Nesse percurso tortuoso e acidentado, rompem-se com frequência a atenção para com o outro e a escuta. A cidade não dispõe de ouvidos. Tudo e todos orquestram um barulho contínuo, tanto mais estridente quanto mais modernos os inventos que vão se acumulando. Ronco de motores (automóveis, ônibus e caminhões); buzinas de tonalidades e intensidade distintas; sirenes das ambulâncias, carros de polícia e veículos de bombeiros; o zunzum ininterrupto e a gritaria nos centros comerciais; disputa por fregueses, por espaço e por mercadorias – o cotidiano ganha um ritmo veloz e rumoroso, atropelando vozes, emoções e sofrimentos. Feridas e chagas, cicatrizes e hematomas tendem a se ocultar por trás da inviolabilidade dos lares. Alegria transparente ou pranto desnudo nem sempre são benvindos. Risos e lágrimas soem permanecer silenciados ou sufocados, quando não disfarçados e engolidos à força.
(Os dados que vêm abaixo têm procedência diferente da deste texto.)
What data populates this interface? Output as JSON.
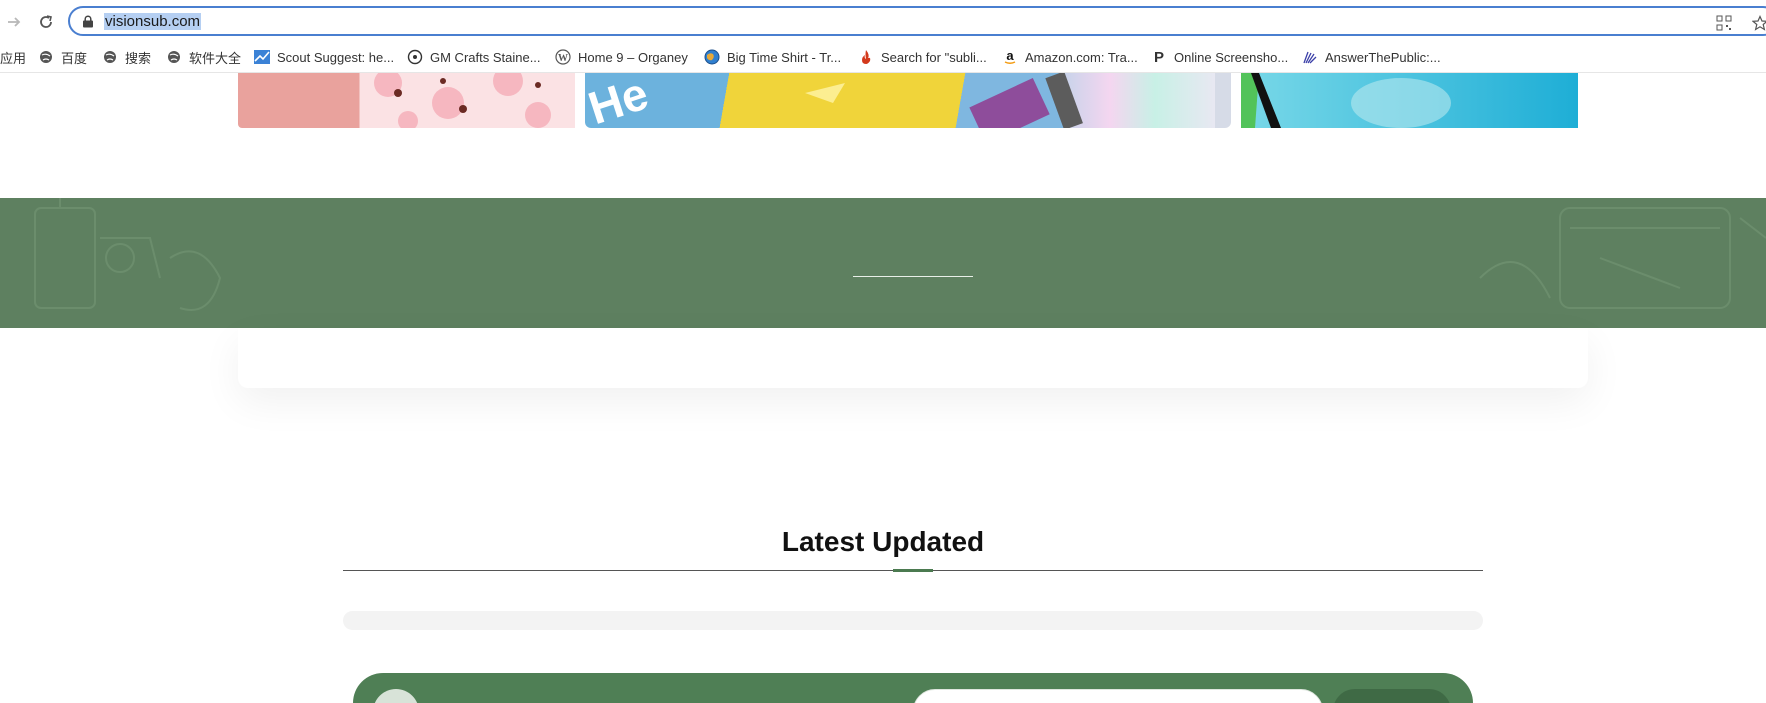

Disso resulta que, em meio à agitação febril e à multidão irrequieta, dor, solidão e sofrimento buscam desesperadamente um ouvido. Busca que se acentuou drasticamente com os efeitos da pandemia e, de forma particular, para aqueles que chegam de fora, que falam outra língua ou que se orientam por valores e costumes de outra cultura. Busca que não corre necessariamente atrás de respostas e soluções para os próprios problemas. Para estes, com efeito, não faltam a coragem e a criatividade. O que falta, antes de tudo, é a atenção de alguém. Alguém que saiba escutar e calar, que chame pelo nome, que desvende as memórias mais sagradas no tesouro do coração e da alma. Mas especialmente alguém que seja capaz de devolver o ânimo e a força para juntar os cacos e fragmentos da identidade perdida – possibilitando assim o resgate da dignidade humana devastada, distorcida e desfigurada pela travessia.